Regulations restricting fitness activities have also caused Ade Rai to close down his fitness center network. Exercise equipment at Rai Fitness branches in various cities has been neglected for over two months. “In the meantime we still have to cover operating cost and pay employees,” said Ade when contacted via telephone on May 28.
Despite the setback, Rai Fitness still caters to online registration. Its management routinely provide information on the fitness center’s status and health, aside from offering food and herbal drink from Café Rai. Tips for exercising and maintaining fitness at home are frequently posted on social media. “To maintain interaction with customers. But still, (social media) can’t replace the relationship model of exercising together at the gym,” said Ade.
Ade believes that Rai Fitness is actually ready to operate while applying strict health protocols in the new normal scheme. Although its fitness centers have been closed to the public during the pandemic, Ade explained, equipment and classrooms are routinely cleaned. Exercise rooms are also sprayed with disinfectant. “To make sure that customers can safely exercise when gyms are allowed to operate,” he said.
Likewise, Celebrity Fitness and Fitness First. According to Farida, the management has prepared steps to anticipate the new normal. Safety protocols, such as the use of masks and gloves, as well as temperature checks for all those who enter the exercise rooms, were already performed before the network’s fitness centers were closed. “Total cleaning is done every four days to ensure that the facilities stay clean and well-functioning,” she said.

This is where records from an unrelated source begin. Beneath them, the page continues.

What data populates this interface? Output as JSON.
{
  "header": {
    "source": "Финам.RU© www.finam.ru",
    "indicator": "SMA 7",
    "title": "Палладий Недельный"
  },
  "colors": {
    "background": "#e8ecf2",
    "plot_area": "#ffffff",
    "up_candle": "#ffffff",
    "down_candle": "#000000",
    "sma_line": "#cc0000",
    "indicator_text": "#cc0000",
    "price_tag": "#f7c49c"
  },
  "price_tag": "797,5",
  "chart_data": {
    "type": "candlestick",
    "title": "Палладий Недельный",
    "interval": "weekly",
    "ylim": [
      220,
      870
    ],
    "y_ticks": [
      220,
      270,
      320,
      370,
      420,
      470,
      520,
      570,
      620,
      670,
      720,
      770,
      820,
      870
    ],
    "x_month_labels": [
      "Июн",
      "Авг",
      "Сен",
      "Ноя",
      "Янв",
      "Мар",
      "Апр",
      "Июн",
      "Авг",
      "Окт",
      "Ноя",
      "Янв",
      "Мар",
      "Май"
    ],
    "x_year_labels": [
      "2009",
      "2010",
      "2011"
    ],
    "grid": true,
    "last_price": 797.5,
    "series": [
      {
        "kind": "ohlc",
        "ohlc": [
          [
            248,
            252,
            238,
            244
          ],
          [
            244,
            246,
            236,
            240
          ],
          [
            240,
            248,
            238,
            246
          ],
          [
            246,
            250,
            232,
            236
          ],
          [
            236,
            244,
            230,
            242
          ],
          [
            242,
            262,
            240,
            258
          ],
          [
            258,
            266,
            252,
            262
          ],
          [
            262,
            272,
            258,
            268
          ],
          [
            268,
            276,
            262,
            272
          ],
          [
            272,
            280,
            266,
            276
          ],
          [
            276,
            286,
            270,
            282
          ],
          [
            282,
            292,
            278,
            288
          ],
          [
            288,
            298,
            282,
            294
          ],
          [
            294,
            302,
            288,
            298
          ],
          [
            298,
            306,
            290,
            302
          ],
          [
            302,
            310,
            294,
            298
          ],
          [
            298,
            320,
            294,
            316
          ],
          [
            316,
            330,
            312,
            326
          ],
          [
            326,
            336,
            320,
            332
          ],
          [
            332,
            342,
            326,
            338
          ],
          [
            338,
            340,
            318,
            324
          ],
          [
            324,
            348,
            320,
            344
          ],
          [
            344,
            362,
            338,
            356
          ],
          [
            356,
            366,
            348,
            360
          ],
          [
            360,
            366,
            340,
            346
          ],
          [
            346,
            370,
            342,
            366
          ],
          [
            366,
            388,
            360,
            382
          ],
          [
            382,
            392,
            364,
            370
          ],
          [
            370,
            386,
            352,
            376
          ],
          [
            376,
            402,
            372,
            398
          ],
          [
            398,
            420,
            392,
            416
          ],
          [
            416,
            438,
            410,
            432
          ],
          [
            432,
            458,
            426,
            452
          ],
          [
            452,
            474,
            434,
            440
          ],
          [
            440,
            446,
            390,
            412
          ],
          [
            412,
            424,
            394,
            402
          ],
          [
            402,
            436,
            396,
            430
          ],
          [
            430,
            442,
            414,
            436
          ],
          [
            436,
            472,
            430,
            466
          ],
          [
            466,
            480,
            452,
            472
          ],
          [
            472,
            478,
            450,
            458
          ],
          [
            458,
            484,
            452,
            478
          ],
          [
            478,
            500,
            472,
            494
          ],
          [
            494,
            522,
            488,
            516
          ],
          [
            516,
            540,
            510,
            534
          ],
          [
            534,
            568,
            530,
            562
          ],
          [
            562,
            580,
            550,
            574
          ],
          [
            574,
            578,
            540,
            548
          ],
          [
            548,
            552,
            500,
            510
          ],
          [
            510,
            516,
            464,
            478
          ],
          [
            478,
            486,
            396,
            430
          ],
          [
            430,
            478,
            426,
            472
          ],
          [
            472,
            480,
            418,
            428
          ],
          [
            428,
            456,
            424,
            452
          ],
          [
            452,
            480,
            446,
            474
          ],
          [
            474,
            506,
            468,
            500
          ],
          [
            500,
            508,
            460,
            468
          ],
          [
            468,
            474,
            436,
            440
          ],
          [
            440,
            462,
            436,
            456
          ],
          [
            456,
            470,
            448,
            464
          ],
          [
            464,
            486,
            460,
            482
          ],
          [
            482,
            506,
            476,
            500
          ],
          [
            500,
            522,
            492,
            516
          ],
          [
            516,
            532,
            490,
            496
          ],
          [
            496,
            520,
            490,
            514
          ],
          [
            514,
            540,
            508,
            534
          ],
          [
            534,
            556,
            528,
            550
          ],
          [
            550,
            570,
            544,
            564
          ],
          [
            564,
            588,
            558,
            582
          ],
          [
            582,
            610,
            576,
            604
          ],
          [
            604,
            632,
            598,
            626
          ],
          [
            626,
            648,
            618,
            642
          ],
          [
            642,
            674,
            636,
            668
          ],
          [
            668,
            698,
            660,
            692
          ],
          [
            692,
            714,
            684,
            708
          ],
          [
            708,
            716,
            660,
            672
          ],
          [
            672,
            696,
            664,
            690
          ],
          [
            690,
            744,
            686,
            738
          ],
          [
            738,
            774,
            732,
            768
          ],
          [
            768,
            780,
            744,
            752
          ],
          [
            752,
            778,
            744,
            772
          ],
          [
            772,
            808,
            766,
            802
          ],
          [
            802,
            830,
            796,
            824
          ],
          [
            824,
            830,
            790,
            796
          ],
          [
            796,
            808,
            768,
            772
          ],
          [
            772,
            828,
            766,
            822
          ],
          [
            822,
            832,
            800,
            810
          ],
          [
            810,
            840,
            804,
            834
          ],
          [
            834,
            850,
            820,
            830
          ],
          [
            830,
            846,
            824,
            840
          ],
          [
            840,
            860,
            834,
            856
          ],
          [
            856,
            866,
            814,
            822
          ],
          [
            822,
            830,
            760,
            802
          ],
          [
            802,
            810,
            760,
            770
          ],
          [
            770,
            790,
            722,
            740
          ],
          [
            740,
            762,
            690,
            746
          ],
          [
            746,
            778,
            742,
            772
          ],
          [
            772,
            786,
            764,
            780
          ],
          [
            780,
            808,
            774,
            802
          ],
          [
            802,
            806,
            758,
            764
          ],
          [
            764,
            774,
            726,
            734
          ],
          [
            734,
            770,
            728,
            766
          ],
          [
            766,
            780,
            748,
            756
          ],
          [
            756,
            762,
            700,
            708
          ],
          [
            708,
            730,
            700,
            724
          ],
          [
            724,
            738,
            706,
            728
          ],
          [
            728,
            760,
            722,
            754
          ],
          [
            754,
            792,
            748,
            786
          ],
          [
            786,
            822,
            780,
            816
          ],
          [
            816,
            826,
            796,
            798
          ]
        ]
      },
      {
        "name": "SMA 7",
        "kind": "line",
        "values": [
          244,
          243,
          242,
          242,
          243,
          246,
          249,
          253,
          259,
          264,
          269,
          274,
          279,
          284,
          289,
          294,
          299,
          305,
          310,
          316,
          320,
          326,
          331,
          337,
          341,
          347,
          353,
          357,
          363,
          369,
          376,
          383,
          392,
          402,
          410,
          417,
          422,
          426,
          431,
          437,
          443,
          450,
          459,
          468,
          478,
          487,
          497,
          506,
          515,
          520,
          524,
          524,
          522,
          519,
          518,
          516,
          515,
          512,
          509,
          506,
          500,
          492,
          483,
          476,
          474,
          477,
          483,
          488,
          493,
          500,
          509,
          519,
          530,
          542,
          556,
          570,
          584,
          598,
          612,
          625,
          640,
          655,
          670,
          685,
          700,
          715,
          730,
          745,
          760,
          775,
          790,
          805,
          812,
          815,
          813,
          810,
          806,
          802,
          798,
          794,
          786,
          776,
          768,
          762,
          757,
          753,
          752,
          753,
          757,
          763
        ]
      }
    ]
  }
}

Ade Rai says opening fitness centers early gives the people a chance to improve their immune system. The new normal, he says, is a new habit of exercising among the public. Besides, Ade explained, exercising can help alleviate stress due to exposure to too much information on the disease. “People fall ill more easily when they’re not fit, not to mention the stress,” he said.
Triathlon athlete Inge Prasetyo says sports that do not require much contact with others, such as running, cycling, or tennis, can already be done, as she experienced in Phuket, Thailand. She has been forced to stay there since early March due to area lockdown regulations. “Opening sports facilities is good for the public. Of course health regulations must be obeyed to minimize the risk of transmission,” she said.